The fantasy starts to deteriorate when you notice her surroundings. The tweaker catering to her whims in hopes of getting a touch. The overbearing boyfriends who share the joy of slapping her around. The grocery bags filled with beer and toiletries, or just beer. It was best when no one looked long enough in her direction to notice such things, and she knew this.
When your mother is a disapproving alcoholic, you need to create some distance. Though she was too old to still be living at home, she was so broken she failed at living anywhere else. An expectation she met every day was failure.

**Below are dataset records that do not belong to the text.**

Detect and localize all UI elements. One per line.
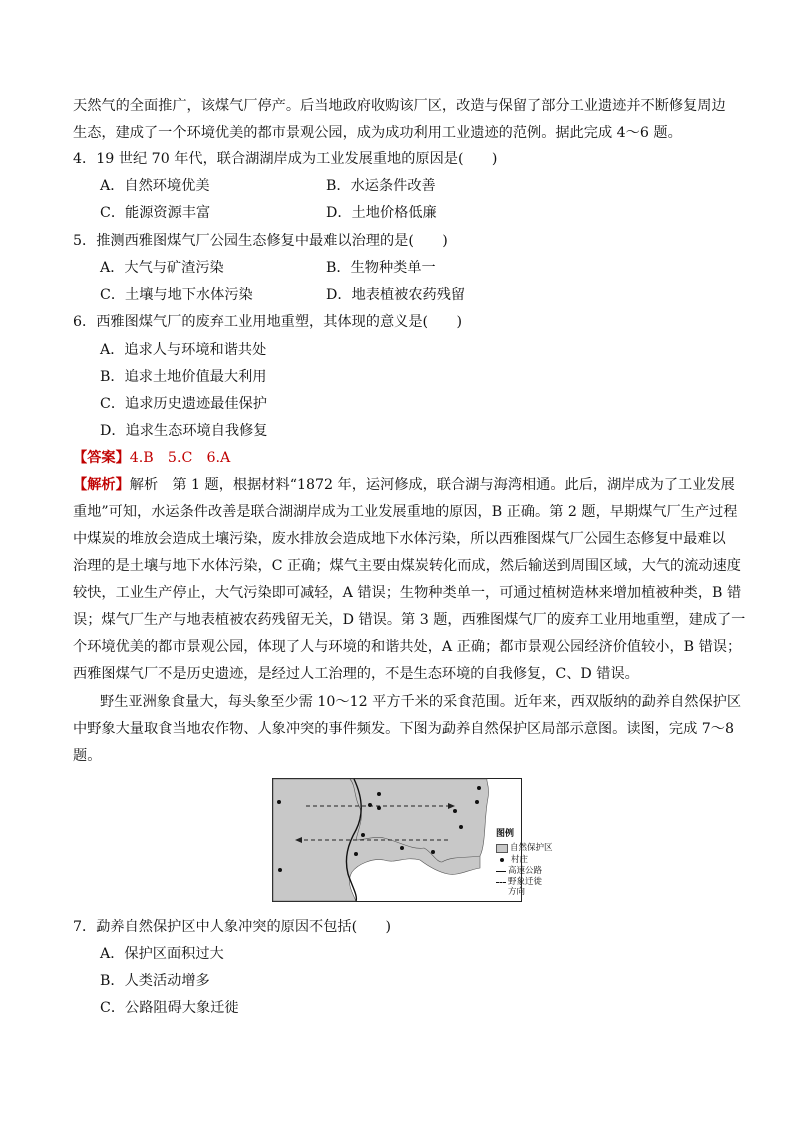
legend-reserve-swatch: [496, 844, 508, 853]
question-5-option-b: B．生物种类单一: [326, 260, 436, 276]
analysis-line-4: 治理的是土壤与地下水体污染，C 正确；煤气主要由煤炭转化而成，然后输送到周围区域，大气的流动速度: [73, 558, 741, 574]
passage-2-line-3: 题。: [73, 748, 102, 764]
analysis-label: 【解析】: [73, 477, 130, 493]
question-6-stem: 6．西雅图煤气厂的废弃工业用地重塑，其体现的意义是( ): [73, 314, 462, 330]
question-5-option-c: C．土壤与地下水体污染: [100, 287, 253, 303]
question-5-option-a: A．大气与矿渣污染: [100, 260, 224, 276]
legend-highway-line: [496, 871, 506, 872]
question-7-option-c: C．公路阻碍大象迁徙: [100, 1000, 239, 1016]
question-6-option-d: D．追求生态环境自我修复: [100, 423, 268, 439]
analysis-line-7: 个环境优美的都市景观公园，体现了人与环境的和谐共处，A 正确；都市景观公园经济价值较小，B 错误；: [73, 639, 742, 655]
legend-migration-row: [496, 877, 596, 887]
legend-village-label: 村庄: [511, 855, 529, 865]
question-6-option-a: A．追求人与环境和谐共处: [100, 342, 267, 358]
reserve-map-figure: [272, 778, 522, 902]
passage-2-line-2: 中野象大量取食当地农作物、人象冲突的事件频发。下图为勐养自然保护区局部示意图。读图，完成 7～8: [73, 721, 735, 737]
question-4-stem: 4．19 世纪 70 年代，联合湖湖岸成为工业发展重地的原因是( ): [73, 151, 498, 167]
legend-highway-label: 高速公路: [508, 866, 543, 876]
intro-line-1: 天然气的全面推广，该煤气厂停产。后当地政府收购该厂区，改造与保留了部分工业遗迹并不断修复周边: [73, 98, 726, 114]
question-4-option-a: A．自然环境优美: [100, 178, 210, 194]
map-legend: [496, 829, 596, 897]
question-7-option-b: B．人类活动增多: [100, 973, 210, 989]
question-4-option-d: D．土地价格低廉: [326, 205, 437, 221]
intro-line-2: 生态，建成了一个环境优美的都市景观公园，成为成功利用工业遗迹的范例。据此完成 4～6 题。: [73, 125, 682, 141]
legend-reserve-row: [496, 843, 596, 853]
answer-line: [73, 448, 733, 468]
legend-migration-label-1: 野象迁徙: [508, 877, 543, 887]
analysis-line-6: 误；煤气厂生产与地表植被农药残留无关，D 错误。第 3 题，西雅图煤气厂的废弃工业用地重塑，建成了一: [73, 612, 746, 628]
legend-reserve-label: 自然保护区: [510, 843, 553, 853]
legend-village-row: [496, 855, 596, 865]
question-4-option-b: B．水运条件改善: [326, 178, 436, 194]
analysis-line-8: 西雅图煤气厂不是历史遗迹，是经过人工治理的，不是生态环境的自我修复，C、D 错误。: [73, 666, 639, 682]
legend-title: 图例: [496, 829, 515, 839]
answer-label: 【答案】: [73, 450, 130, 466]
answer-text: 4.B 5.C 6.A: [129, 450, 231, 466]
analysis-text-1: 解析 第 1 题，根据材料“1872 年，运河修成，联合湖与海湾相通。此后，湖岸成为了工业发展: [129, 477, 735, 493]
question-4-option-c: C．能源资源丰富: [100, 205, 211, 221]
legend-migration-arrow: [496, 882, 506, 883]
analysis-line-1: [73, 475, 733, 495]
question-7-stem: 7．勐养自然保护区中人象冲突的原因不包括( ): [73, 919, 392, 935]
analysis-line-2: 重地”可知，水运条件改善是联合湖湖岸成为工业发展重地的原因，B 正确。第 2 题，早期煤气厂生产过程: [73, 504, 738, 520]
question-5-option-d: D．地表植被农药残留: [326, 287, 466, 303]
analysis-line-5: 较快，工业生产停止，大气污染即可减轻，A 错误；生物种类单一，可通过植树造林来增加植被种类，B 错: [73, 585, 742, 601]
legend-village-dot: [500, 858, 504, 862]
question-7-option-a: A．保护区面积过大: [100, 946, 224, 962]
question-6-option-b: B．追求土地价值最大利用: [100, 369, 267, 385]
question-6-option-c: C．追求历史遗迹最佳保护: [100, 396, 267, 412]
question-5-stem: 5．推测西雅图煤气厂公园生态修复中最难以治理的是( ): [73, 233, 448, 249]
legend-highway-row: [496, 866, 596, 876]
legend-migration-label-2: 方向: [508, 887, 526, 897]
passage-2-line-1: 野生亚洲象食量大，每头象至少需 10～12 平方千米的采食范围。近年来，西双版纳的勐养自然保护区: [100, 694, 742, 710]
analysis-line-3: 中煤炭的堆放会造成土壤污染，废水排放会造成地下水体污染，所以西雅图煤气厂公园生态修复中最难以: [73, 531, 726, 547]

There always being men around, she kept a decent man on the fringes, one who would not hit her and tried to overlook the drinking and depression, but she would not date someone who would not hit her. The decent man could expect to touch the fantasy once, when she felt he might slip away and she wanted to keep him on the tether. He had not considered that if they hit her once, she would be his.
From a distance, without a spoken word, the illusion of her was greatly desired, and was all he saw. Unfortunately, the decent man's mother told her son that he would never be loved by his dream because he could not hit her, and she has never had a relationship with a man who hadn't smacked her around a bit.
He wanted her, desperately. He desired her image, her touch. He needed her to feel alive, worthy, so without thought while arguing after a couple of dozen beers between them, he pulled his hand back to deliver a swift smack. Without thought of hesitation, he did what was necessary to seal their love, and another soul was lost to a fantasy, a failure, a dream that so many shared as nightmare.